Competition Is Healthy
For me, the competitive spirit was always something that drove me, but without a show ring to look forward to I found that competition isn’t limited to an area with other riders. I take the same fierce joy in learning new ways to enjoy riding as I did in taking home a blue ribbon. I still look at our championship ribbons fondly- and trust me they’re going to hang up on the walls for as long as it’s kosher- but bringing my horse down from jumping in a Pelham to being able to hack out around the property in a snaffle was a pretty enormous accomplishment, too.
Arenas Aren’t All That
Speaking of hacking out, I was shocked to remember that riding outside of an arena was a thing that people do. I’m not sure when I stopped being the barn rat that rode her pony anywhere said pony could fit, to being the horse show kid that yearned for perfectly groomed arenas, but I’m so glad I was able to find that inner barn rat again. A perfectly groomed arena still makes me let out a breath in appreciation, but I now crave canters in wide-open fields and finding the best patches of grass to hand-graze. If I were to do it all over again, I would definitely work to find the balance between the two- there has to be a happy medium that didn’t know about before.

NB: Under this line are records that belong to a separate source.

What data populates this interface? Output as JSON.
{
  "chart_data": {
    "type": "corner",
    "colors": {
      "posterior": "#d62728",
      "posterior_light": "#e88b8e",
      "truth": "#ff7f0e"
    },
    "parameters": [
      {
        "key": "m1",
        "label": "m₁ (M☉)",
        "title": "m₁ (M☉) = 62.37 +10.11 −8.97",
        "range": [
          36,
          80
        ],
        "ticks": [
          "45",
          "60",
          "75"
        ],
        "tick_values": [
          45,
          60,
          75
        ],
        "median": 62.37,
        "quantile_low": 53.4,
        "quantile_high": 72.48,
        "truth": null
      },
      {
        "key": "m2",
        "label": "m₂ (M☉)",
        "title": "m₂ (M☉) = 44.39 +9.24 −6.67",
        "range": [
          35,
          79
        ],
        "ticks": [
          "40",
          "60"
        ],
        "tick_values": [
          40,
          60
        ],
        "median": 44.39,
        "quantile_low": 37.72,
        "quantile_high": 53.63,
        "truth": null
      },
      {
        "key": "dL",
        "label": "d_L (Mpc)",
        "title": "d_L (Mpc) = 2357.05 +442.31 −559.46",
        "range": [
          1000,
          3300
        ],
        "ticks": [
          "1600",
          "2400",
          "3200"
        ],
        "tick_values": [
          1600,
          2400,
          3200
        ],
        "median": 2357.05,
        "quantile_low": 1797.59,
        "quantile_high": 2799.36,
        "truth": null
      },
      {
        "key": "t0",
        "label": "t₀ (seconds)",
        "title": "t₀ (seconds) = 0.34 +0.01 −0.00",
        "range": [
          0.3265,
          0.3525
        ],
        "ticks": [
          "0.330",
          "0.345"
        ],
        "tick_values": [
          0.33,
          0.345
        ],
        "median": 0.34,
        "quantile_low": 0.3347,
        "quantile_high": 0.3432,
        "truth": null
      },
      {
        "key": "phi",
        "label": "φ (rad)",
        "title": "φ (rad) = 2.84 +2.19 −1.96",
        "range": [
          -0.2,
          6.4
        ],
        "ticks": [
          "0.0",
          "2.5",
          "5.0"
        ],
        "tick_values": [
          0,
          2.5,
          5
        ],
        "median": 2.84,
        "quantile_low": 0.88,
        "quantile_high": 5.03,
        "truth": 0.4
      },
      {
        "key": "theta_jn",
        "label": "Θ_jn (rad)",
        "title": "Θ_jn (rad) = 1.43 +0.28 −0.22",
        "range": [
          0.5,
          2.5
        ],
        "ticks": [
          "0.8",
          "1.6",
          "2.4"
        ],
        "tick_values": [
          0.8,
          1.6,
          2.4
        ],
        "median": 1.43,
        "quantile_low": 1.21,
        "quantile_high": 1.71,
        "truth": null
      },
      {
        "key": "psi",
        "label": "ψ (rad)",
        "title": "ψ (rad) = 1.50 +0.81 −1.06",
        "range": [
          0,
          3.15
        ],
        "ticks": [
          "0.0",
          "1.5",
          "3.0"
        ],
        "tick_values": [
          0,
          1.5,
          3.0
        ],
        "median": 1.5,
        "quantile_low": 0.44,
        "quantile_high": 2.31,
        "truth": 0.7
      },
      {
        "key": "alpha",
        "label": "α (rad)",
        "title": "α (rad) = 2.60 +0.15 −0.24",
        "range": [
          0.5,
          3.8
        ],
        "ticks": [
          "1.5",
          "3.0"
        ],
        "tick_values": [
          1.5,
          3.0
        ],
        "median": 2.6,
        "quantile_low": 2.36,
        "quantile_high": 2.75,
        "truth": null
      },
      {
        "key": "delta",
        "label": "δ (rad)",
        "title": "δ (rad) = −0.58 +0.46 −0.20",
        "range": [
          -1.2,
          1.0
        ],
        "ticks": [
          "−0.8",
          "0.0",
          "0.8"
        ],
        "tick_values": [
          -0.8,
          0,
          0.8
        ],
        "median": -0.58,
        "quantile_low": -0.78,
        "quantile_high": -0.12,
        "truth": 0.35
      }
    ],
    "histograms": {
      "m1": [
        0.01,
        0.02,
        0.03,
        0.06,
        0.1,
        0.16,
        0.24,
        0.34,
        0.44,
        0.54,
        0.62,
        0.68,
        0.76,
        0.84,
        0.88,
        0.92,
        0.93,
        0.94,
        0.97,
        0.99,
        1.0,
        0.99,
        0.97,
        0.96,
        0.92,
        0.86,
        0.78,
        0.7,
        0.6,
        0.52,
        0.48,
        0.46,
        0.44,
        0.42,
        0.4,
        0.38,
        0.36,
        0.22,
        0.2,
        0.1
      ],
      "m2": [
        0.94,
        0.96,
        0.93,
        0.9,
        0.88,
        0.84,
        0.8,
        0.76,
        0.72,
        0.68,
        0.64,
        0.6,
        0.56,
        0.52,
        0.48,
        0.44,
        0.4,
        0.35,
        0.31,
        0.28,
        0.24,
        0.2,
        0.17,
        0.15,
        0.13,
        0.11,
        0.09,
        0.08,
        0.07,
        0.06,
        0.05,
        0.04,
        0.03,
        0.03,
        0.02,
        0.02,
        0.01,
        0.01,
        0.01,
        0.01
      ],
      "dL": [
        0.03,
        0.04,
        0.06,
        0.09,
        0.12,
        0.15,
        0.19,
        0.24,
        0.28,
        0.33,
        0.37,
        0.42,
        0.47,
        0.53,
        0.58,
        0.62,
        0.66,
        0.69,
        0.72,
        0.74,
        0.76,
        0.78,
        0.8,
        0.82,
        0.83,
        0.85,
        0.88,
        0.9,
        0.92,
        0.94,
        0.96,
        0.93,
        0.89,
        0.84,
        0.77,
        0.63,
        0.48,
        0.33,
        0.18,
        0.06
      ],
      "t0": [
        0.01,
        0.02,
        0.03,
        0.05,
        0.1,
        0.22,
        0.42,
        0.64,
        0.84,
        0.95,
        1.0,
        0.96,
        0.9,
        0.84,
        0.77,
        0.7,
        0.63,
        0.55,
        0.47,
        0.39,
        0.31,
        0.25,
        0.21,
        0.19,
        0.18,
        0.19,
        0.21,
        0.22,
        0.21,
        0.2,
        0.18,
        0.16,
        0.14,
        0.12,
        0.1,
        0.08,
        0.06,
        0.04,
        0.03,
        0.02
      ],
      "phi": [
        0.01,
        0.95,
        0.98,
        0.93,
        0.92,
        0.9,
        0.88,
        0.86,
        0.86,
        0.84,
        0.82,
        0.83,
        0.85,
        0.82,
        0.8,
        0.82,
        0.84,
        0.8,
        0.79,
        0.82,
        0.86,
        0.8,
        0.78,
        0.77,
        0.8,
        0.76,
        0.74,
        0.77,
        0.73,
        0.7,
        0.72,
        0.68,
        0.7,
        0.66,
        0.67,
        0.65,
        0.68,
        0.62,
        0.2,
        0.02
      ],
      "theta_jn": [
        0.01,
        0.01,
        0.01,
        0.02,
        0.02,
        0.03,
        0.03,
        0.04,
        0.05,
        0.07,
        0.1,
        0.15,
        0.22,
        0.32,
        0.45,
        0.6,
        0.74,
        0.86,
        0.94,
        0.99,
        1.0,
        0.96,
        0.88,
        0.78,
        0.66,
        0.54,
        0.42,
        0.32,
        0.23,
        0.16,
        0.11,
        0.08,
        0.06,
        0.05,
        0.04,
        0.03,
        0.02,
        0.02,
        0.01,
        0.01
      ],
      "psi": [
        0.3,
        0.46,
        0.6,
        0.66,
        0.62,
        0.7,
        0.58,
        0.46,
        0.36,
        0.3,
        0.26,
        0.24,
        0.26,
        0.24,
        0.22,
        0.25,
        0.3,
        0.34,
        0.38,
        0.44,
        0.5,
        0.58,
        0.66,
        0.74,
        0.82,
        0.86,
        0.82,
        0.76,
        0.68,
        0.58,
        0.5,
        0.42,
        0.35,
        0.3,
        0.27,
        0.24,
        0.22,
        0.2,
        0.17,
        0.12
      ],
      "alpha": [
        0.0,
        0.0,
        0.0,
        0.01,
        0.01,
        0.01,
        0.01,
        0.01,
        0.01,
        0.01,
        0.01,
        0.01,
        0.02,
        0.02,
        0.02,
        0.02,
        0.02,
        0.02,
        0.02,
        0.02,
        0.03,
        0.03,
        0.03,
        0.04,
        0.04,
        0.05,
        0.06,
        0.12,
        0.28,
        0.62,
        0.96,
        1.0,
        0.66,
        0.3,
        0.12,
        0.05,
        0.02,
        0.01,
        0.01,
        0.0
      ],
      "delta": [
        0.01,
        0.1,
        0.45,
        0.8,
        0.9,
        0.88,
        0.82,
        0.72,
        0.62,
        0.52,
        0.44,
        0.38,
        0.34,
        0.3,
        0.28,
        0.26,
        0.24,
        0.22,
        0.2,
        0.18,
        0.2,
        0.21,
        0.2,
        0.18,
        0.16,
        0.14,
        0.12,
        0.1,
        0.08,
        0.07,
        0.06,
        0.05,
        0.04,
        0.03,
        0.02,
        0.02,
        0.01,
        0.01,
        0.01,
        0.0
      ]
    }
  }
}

Knowledge is Power (and Peace of Mind)
While I was humbled more than once in the show ring, I can sheepishly admit now that all the things I didn’t know about my horse’s care is a new kind of embarrassment. As a teen, I was happy to groom, tack up, ride, and show- I really thought that’s all there was to it (besides paying the bills of course). Now as an adult, I’ve grown to understand I can do so much more than handle the basics and bills. I can now confidently tell you all sorts of important details from the weight and brand of grain my horse gets to exactly what angle his feet are trimmed to- and why. I have a deep sense of accomplishment in knowing that I’m providing the best life possible for my horse as an actively involved member of his care and routine, something I was definitely missing out on.
My Horse, the Horse
Along with that, I learned about my horse as a horse, not just as a teammate or an athlete. I had always known that if I didn’t pay attention while grazing at shows my big warmblood would happily drop down and roll, totally disregarding if my saddle was still on or not. What I didn’t know is that, my horse has a very specific routine he follows for optimal body-scratch-coverage. (Two flails on the left side, then all the way over to the right, two flails on the right, then back over to the left before getting up, shaking, and snorting.) I now devote at least 10 minutes of our routine to walking around with him and finding the best patch of fluffy dirt to roll in before heading back to the barn and currying it off.
It’s More Than Just Showing
Do you want to know the biggest thing I learned since I stopped showing, though? I learned it’s more than just showing. I’ve had time to remember that as much as I love seeing the sun rise over the show grounds, I also love watching the sun set while my horse hand grazes after a great grooming. Being a competitive rider is still very much a part of what made me the horse person I am today and maybe I’ll write about what I learned from that, next! For now, I’m not sure if I’ll ever hear my name called over the loud speaker in the show ring again and that’s okay. For most of us, it really does come down to the love of the horse, and at the end of the day if that’s what I have, then I have enough. It’s been pretty fun falling in love with my horse all over again.
Now let’s not get crazy, if I’m ever able to show again I will literally jump at the chance. But until then, I’m still learning, still growing, and still loving what I get to do with my horse every day.